Orin AGX TensorRT DLA export fails but conv specs are below DLA layer restrictions

Hi!

I have a conv2 layer that is rejected from DLA. Its specifications are:
Conv2d(64, 64, kernel_size=(29, 1), stride=(1, 1), padding=(28, 0), dilation=(2, 1), groups=64, bias=False)

I observed the restrictions shown here: Developer Guide :: NVIDIA Deep Learning TensorRT Documentation

Note that kernel size < 32, padding < kernel size < 31, groups < 8192 and no INT8 optimisation is used.
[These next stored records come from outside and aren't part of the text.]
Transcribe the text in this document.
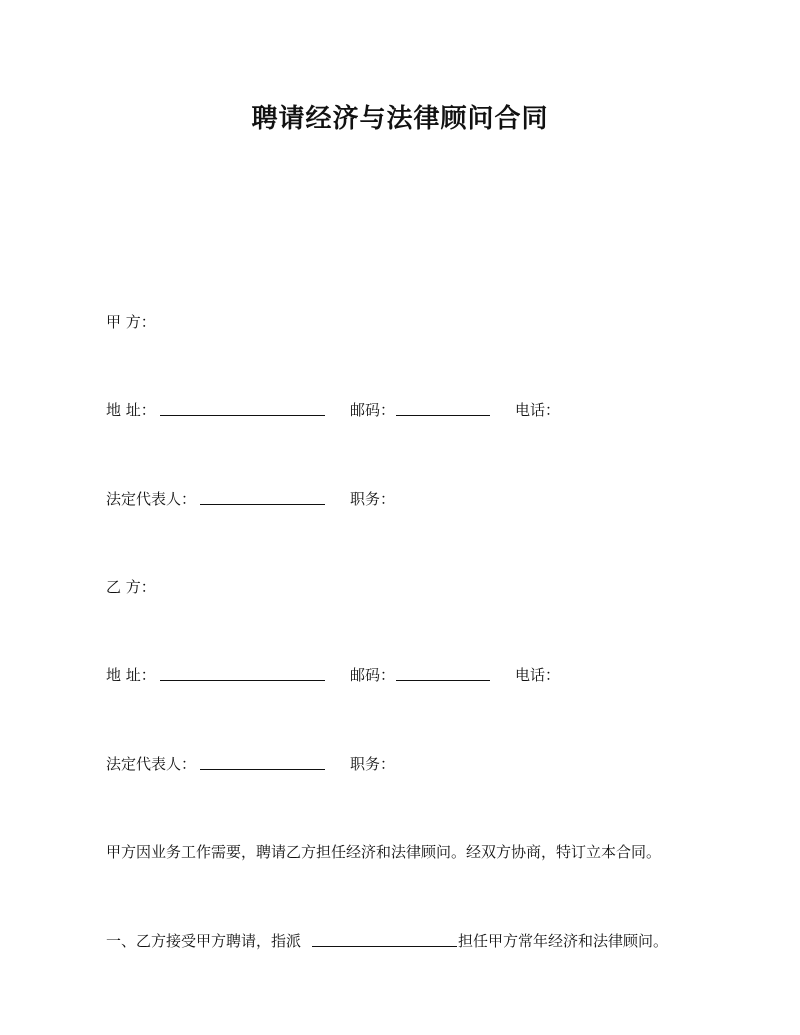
聘请经济与法律顾问合同
甲 方：
地 址：	邮码：	电话：
法定代表人：	职务：
乙 方：
地 址：	邮码：	电话：
法定代表人：	职务：
甲方因业务工作需要，聘请乙方担任经济和法律顾问。经双方协商，特订立本合同。
一、乙方接受甲方聘请，指派	担任甲方常年经济和法律顾问。
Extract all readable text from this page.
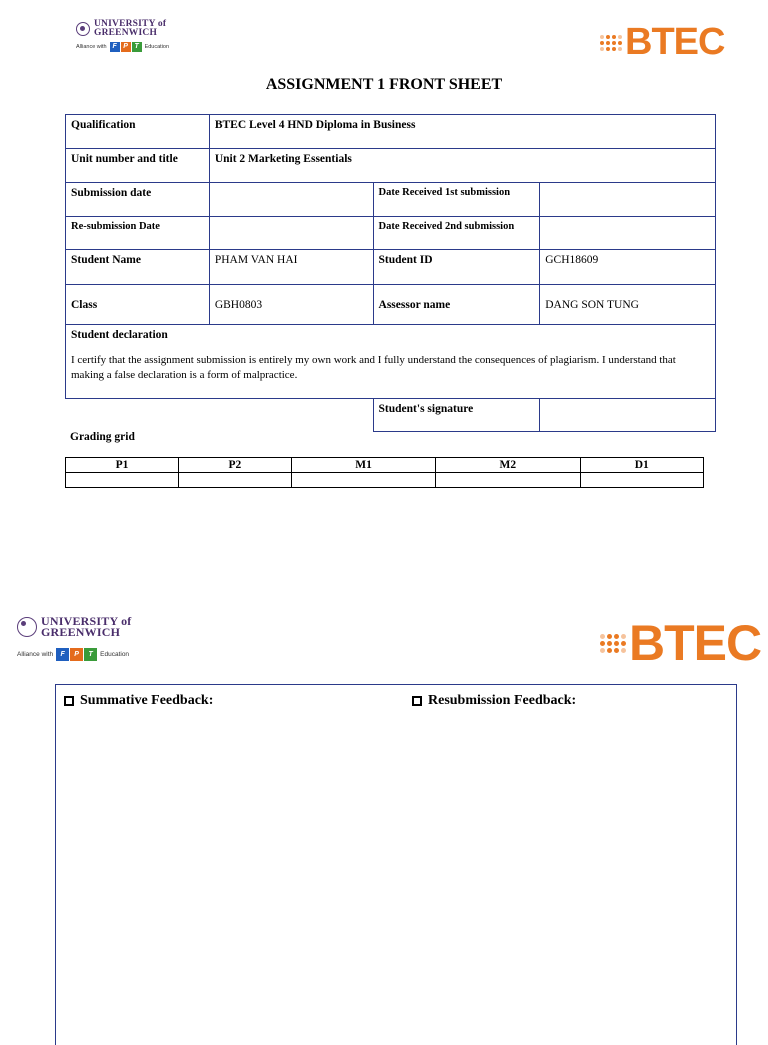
UNIVERSITY of
GREENWICH
Alliance with F P T	Education	BTEC
ASSIGNMENT 1 FRONT SHEET
Qualification	BTEC Level 4 HND Diploma in Business		
Unit number and title	Unit 2 Marketing Essentials		
Submission date		Date Received 1st submission	
Re-submission Date		Date Received 2nd submission	
Student Name	PHAM VAN HAI	Student ID	GCH18609
Class	GBH0803	Assessor name	DANG SON TUNG

Student declaration

I certify that the assignment submission is entirely my own work and I fully understand the consequences of plagiarism. I understand that making a false declaration is a form of malpractice.			

		Student's signature	
Grading grid
P1	P2	M1	M2	D1

UNIVERSITY of
GREENWICH
Alliance with	F	P	T	Education	BTEC
Summative Feedback:	Resubmission Feedback:
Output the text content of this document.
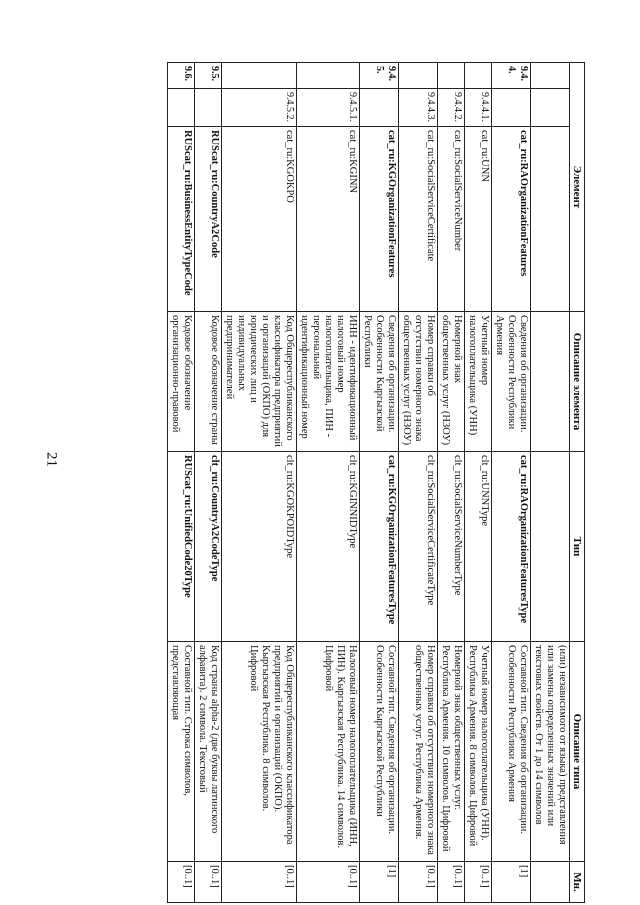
21
Элемент			Описание элемента	Тип	Описание типа	Мн.
					(или) независимого от языка) представления или замены определенных значений или текстовых свойств. От 1 до 14 символов	
9.4.4.		cat_ru:RAOrganizationFeatures	Сведения об организации. Особенности Республики Армения	cat_ru:RAOrganizationFeaturesType	Составной тип. Сведения об организации. Особенности Республики Армения	[1]
	9.4.4.1.	cat_ru:UNN	Учетный номер налогоплательщика (УНН)	clt_ru:UNNType	Учетный номер налогоплательщика (УНН). Республика Армения. 8 символов. Цифровой	[0..1]
	9.4.4.2.	cat_ru:SocialServiceNumber	Номерной знак общественных услуг (НЗОУ)	clt_ru:SocialServiceNumberType	Номерной знак общественных услуг. Республика Армения. 10 символов. Цифровой	[0..1]
	9.4.4.3.	cat_ru:SocialServiceCertificate	Номер справки об отсутствии номерного знака общественных услуг (НЗОУ)	clt_ru:SocialServiceCertificateType	Номер справки об отсутствии номерного знака общественных услуг. Республика Армения.	[0..1]
9.4.5.		cat_ru:KGOrganizationFeatures	Сведения об организации. Особенности Кыргызской Республики	cat_ru:KGOrganizationFeaturesType	Составной тип. Сведения об организации. Особенности Кыргызской Республики	[1]
	9.4.5.1.	cat_ru:KGINN	ИНН - идентификационный налоговый номер налогоплательщика, ПИН - персональный идентификационный номер	clt_ru:KGINNIDType	Налоговый номер налогоплательщика (ИНН, ПИН). Кыргызская Республика. 14 символов. Цифровой	[0..1]
	9.4.5.2.	cat_ru:KGOKPO	Код Общереспубликанского классификатора предприятий и организаций (ОКПО) для юридических лиц и индивидуальных предпринимателей	clt_ru:KGOKPOIDType	Код Общереспубликанского классификатора предприятий и организаций (ОКПО). Кыргызская Республика. 8 символов. Цифровой	[0..1]
9.5.		RUScat_ru:CountryA2Code	Кодовое обозначение страны	clt_ru:CountryA2CodeType	Код страны alpha-2 (две буквы латинского алфавита). 2 символа. Текстовый	[0..1]
9.6.		RUScat_ru:BusinessEntityTypeCode	Кодовое обозначение организационно-правовой	RUScat_ru:UnifiedCode20Type	Составной тип. Строка символов, представляющая	[0..1]
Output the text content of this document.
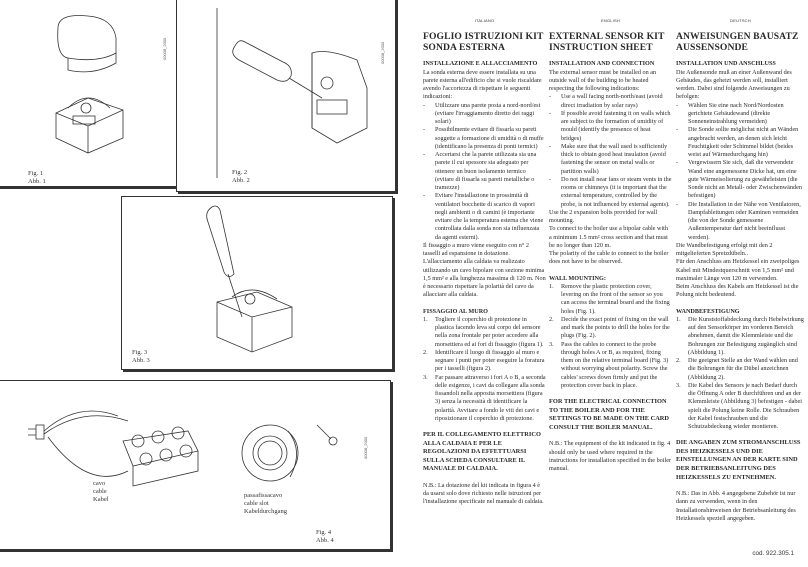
00008_2000
Fig. 1
Abb. 1
00008_2000
Fig. 2
Abb. 2
Fig. 3
Abb. 3
00008_2000
cavo
cable
Kabel
passafissacavo
cable slot
Kabeldurchgang
Fig. 4
Abb. 4
ITALIANO
FOGLIO ISTRUZIONI KIT SONDA ESTERNA
INSTALLAZIONE E ALLACCIAMENTO
La sonda esterna deve essere installata su una parete esterna all'edificio che si vuole riscaldare avendo l'accortezza di rispettare le seguenti indicazioni:
-	Utilizzare una parete posta a nord-nord/est (evitare l'irraggiamento diretto dei raggi solari)
-	Possibilmente evitare di fissarla su pareti soggette a formazione di umidità o di muffe (identificano la presenza di ponti termici)
-	Accertarsi che la parete utilizzata sia una parete il cui spessore sia adeguato per ottenere un buon isolamento termico (evitare di fissarla su pareti metalliche o tramezze)
-	Evitare l'installazione in prossimità di ventilatori bocchette di scarico di vapori negli ambienti o di camini (è importante evitare che la temperatura esterna che viene controllata dalla sonda non sia influenzata da agenti esterni).
Il fissaggio a muro viene eseguito con n° 2 tasselli ad espansione in dotazione.
L'allacciamento alla caldaia va realizzato utilizzando un cavo bipolare con sezione minima 1,5 mm² e alla lunghezza massima di 120 m. Non è necessario rispettare la polarità del cavo da allacciare alla caldaia.
FISSAGGIO AL MURO
1.	Togliere il coperchio di protezione in plastica facendo leva sul corpo del sensore nella zona frontale per poter accedere alla morsettiera ed ai fori di fissaggio (figura 1).
2.	Identificare il luogo di fissaggio al muro e segnare i punti per poter eseguire la foratura per i tasselli (figura 2).
3.	Far passare attraverso i fori A o B, a seconda delle esigenze, i cavi da collegare alla sonda fissandoli nella apposita morsettiera (figura 3) senza la necessità di identificare la polarità. Avvitare a fondo le viti dei cavi e riposizionare il coperchio di protezione.
PER IL COLLEGAMENTO ELETTRICO ALLA CALDAIA E PER LE REGOLAZIONI DA EFFETTUARSI SULLA SCHEDA CONSULTARE IL MANUALE DI CALDAIA.
N.B.: La dotazione del kit indicata in figura 4 è da usarsi solo dove richiesto nelle istruzioni per l'installazione specificate nel manuale di caldaia.
ENGLISH
EXTERNAL SENSOR KIT INSTRUCTION SHEET
INSTALLATION AND CONNECTION
The external sensor must be installed on an outside wall of the building to be heated respecting the following indications:
-	Use a wall facing north-north/east (avoid direct irradiation by solar rays)
-	If possible avoid fastening it on walls which are subject to the formation of umidity of mould (identify the presence of heat bridges)
-	Make sure that the wall used is sufficiently thick to obtain good heat insulation (avoid fastening the sensor on metal walls or partition walls)
-	Do not install near fans or steam vents in the rooms or chimneys (it is important that the external temperature, controlled by the probe, is not influenced by external agents).
Use the 2 expansion bolts provided for wall mounting.
To connect to the boiler use a bipolar cable with a minimum 1.5 mm² cross section and that must be no longer than 120 m.
The polarity of the cable to connect to the boiler does not have to be observed.
WALL MOUNTING:
1.	Remove the plastic protection cover, levering on the front of the sensor so you can access the terminal board and the fixing holes (Fig. 1).
2.	Decide the exact point of fixing on the wall and mark the points to drill the holes for the plugs (Fig. 2).
3.	Pass the cables to connect to the probe through holes A or B, as required, fixing them on the relative terminal board (Fig. 3) without worrying about polarity. Screw the cables' screws down firmly and put the protection cover back in place.
FOR THE ELECTRICAL CONNECTION TO THE BOILER AND FOR THE SETTINGS TO BE MADE ON THE CARD CONSULT THE BOILER MANUAL.
N.B.: The equipment of the kit indicated in fig. 4 should only be used where required in the instructions for installation specified in the boiler manual.
DEUTSCH
ANWEISUNGEN BAUSATZ AUSSENSONDE
INSTALLATION UND ANSCHLUSS
Die Außensonde muß an einer Außenwand des Gebäudes, das geheizt werden soll, installiert werden. Dabei sind folgende Anweisungen zu befolgen:
-	Wählen Sie eine nach Nord/Nordosten gerichtete Gebäudewand (direkte Sonneneinstrahlung vermeiden)
-	Die Sonde sollte möglichst nicht an Wänden angebracht werden, an denen sich leicht Feuchtigkeit oder Schimmel bildet (beides weist auf Wärmedurchgang hin)
-	Vergewissern Sie sich, daß die verwendete Wand eine angemessene Dicke hat, um eine gute Wärmeisolierung zu gewährleisten (die Sonde nicht an Metall- oder Zwischenwänden befestigen)
-	Die Installation in der Nähe von Ventilatoren, Dampfableitungen oder Kaminen vermeiden (die von der Sonde gemessene Außentemperatur darf nicht beeinflusst werden).
Die Wandbefestigung erfolgt mit den 2 mitgelieferten Spreizdübeln..
Für den Anschluss am Heizkessel ein zweipoliges Kabel mit Mindestquerschnitt von 1,5 mm² und maximaler Länge von 120 m verwenden.
Beim Anschluss des Kabels am Heizkessel ist die Polung nicht bedeutend.
WANDBEFESTIGUNG
1.	Die Kunststoffabdeckung durch Hebelwirkung auf den Sensorkörper im vorderen Bereich abnehmen, damit die Klemmleiste und die Bohrungen zur Befestigung zugänglich sind (Abbildung 1).
2.	Die geeignet Stelle an der Wand wählen und die Bohrungen für die Dübel anzeichnen (Abbildung 2).
3.	Die Kabel des Sensors je nach Bedarf durch die Öffnung A oder B durchführen und an der Klemmleiste (Abbildung 3) befestigen - dabei spielt die Polung keine Rolle. Die Schrauben der Kabel festschrauben und die Schutzabdeckung wieder montieren.
DIE ANGABEN ZUM STROMANSCHLUSS DES HEIZKESSELS UND DIE EINSTELLUNGEN AN DER KARTE SIND DER BETRIEBSANLEITUNG DES HEIZKESSELS ZU ENTNEHMEN.
N.B.: Das in Abb. 4 angegebene Zubehör ist nur dann zu verwenden, wenn in den Installationshinweisen der Betriebsanleitung des Heizkessels speziell angegeben.
cod. 922.305.1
Attached, is a 3 layer net, in onnx format.
minimal.zip (22.9 KB)

Conv1 is the infringing layer.

The trtexec command:
/usr/src/tensorrt/bin/trtexec --onnx=minimal.onnx --saveEngine=hey.engine --useDLACore=0 --allowGPUFallback --separateProfileRun

The relevant output from trtexec command:

[01/24/2024-09:00:25] [W] [TRT] DLA compiler failed with error code: 2 while compiling layer: Conv_1. 
Hint: Try reducing the input and/or weight sizes. 
[01/24/2024-09:00:25] [W] [TRT] Validation failed for DLA layer: Conv_1. Switching to GPU fallback.
[01/24/2024-09:00:25] [W] [TRT] Splitting DLA subgraph at: Conv_1 because DLA validation failed for this layer.
[01/24/2024-09:00:25] [W] [TRT] DLA compiler failed with error code: 2 while compiling layer: Conv_1. 
Hint: Try reducing the input and/or weight sizes. 
[01/24/2024-09:00:25] [W] [TRT] Validation failed for DLA layer: Conv_1. Switching to GPU fallback.
[01/24/2024-09:00:25] [I] [TRT] ---------- Layers Running on DLA ----------
[01/24/2024-09:00:25] [I] [TRT] [DlaLayer] {ForeignNode[Conv_0]}
[01/24/2024-09:00:25] [I] [TRT] [DlaLayer] {ForeignNode[Conv_2]}
[01/24/2024-09:00:25] [I] [TRT] ---------- Layers Running on GPU ----------
[01/24/2024-09:00:25] [I] [TRT] [GpuLayer] SHUFFLE: shuffle_between_input_and_Conv_1
[01/24/2024-09:00:25] [I] [TRT] [GpuLayer] CONVOLUTION: Conv_1
[01/24/2024-09:00:25] [I] [TRT] [GpuLayer] SHUFFLE: shuffle_after_input.4
[01/24/2024-09:00:26] [I] [TRT] [MemUsageChange] Init cuBLAS/cuBLASLt: CPU +534, GPU +511, now: CPU 1108, GPU 8960 (MiB)
[01/24/2024-09:00:26] [I] [TRT] [MemUsageChange] Init cuDNN: CPU +83, GPU +73, now: CPU 1191, GPU 9033 (MiB)

Planned workaround is to reduce the kernel size. This layer is part of a bigger network, what is here is a minimal example.

I want to know what restrictions I infringed? The error code 2 and the generic guideline are not helping much.

The system:

Jetson AGX Orin 32GB SoC: tegra23x
Ubuntu 20.04 focal
Release: 5.10.120-tegra
CUDA Arch BIN: 8.7
CUDA: 11.4.315
cuDNN: 8.6.0.166
Python 3.8.10
TensorRT: 5.1.2
L4T: 35.4.1
Jetpack: 5.1.2

Python code to generate the onnx:

    net = nn.Sequential()
    input_tensor = torch.rand(1, 64, 150, 1, dtype=torch.float32).to("cuda")
    net.append(nn.Conv2d(in_channels=64, out_channels=64,kernel_size=(1, 1), padding=(0, 0), bias=False))
    net.append(nn.Conv2d(in_channels=64, out_channels=64,kernel_size=(29, 1), padding=(28,0), dilation=(2, 1), groups=64, bias=False))
    net.append(nn.Conv2d(in_channels=64, out_channels=1, kernel_size=(1, 1), bias=False))
    net.to("cuda")
    out = net(input_tensor)
    assert out is not None
    torch.onnx.export(net, input_tensor, onnx_file_name, verbose=True)

Cheers,
Cristi

Hi,

Would you mind testing it with JetPack 6.0DP?
The DLA library is upgraded to 3.14 with several supports added.

Thanks.

1 Like

Unfortunately I did not have the time to test it. Will re-open/re-create the issue if the task list reaches it.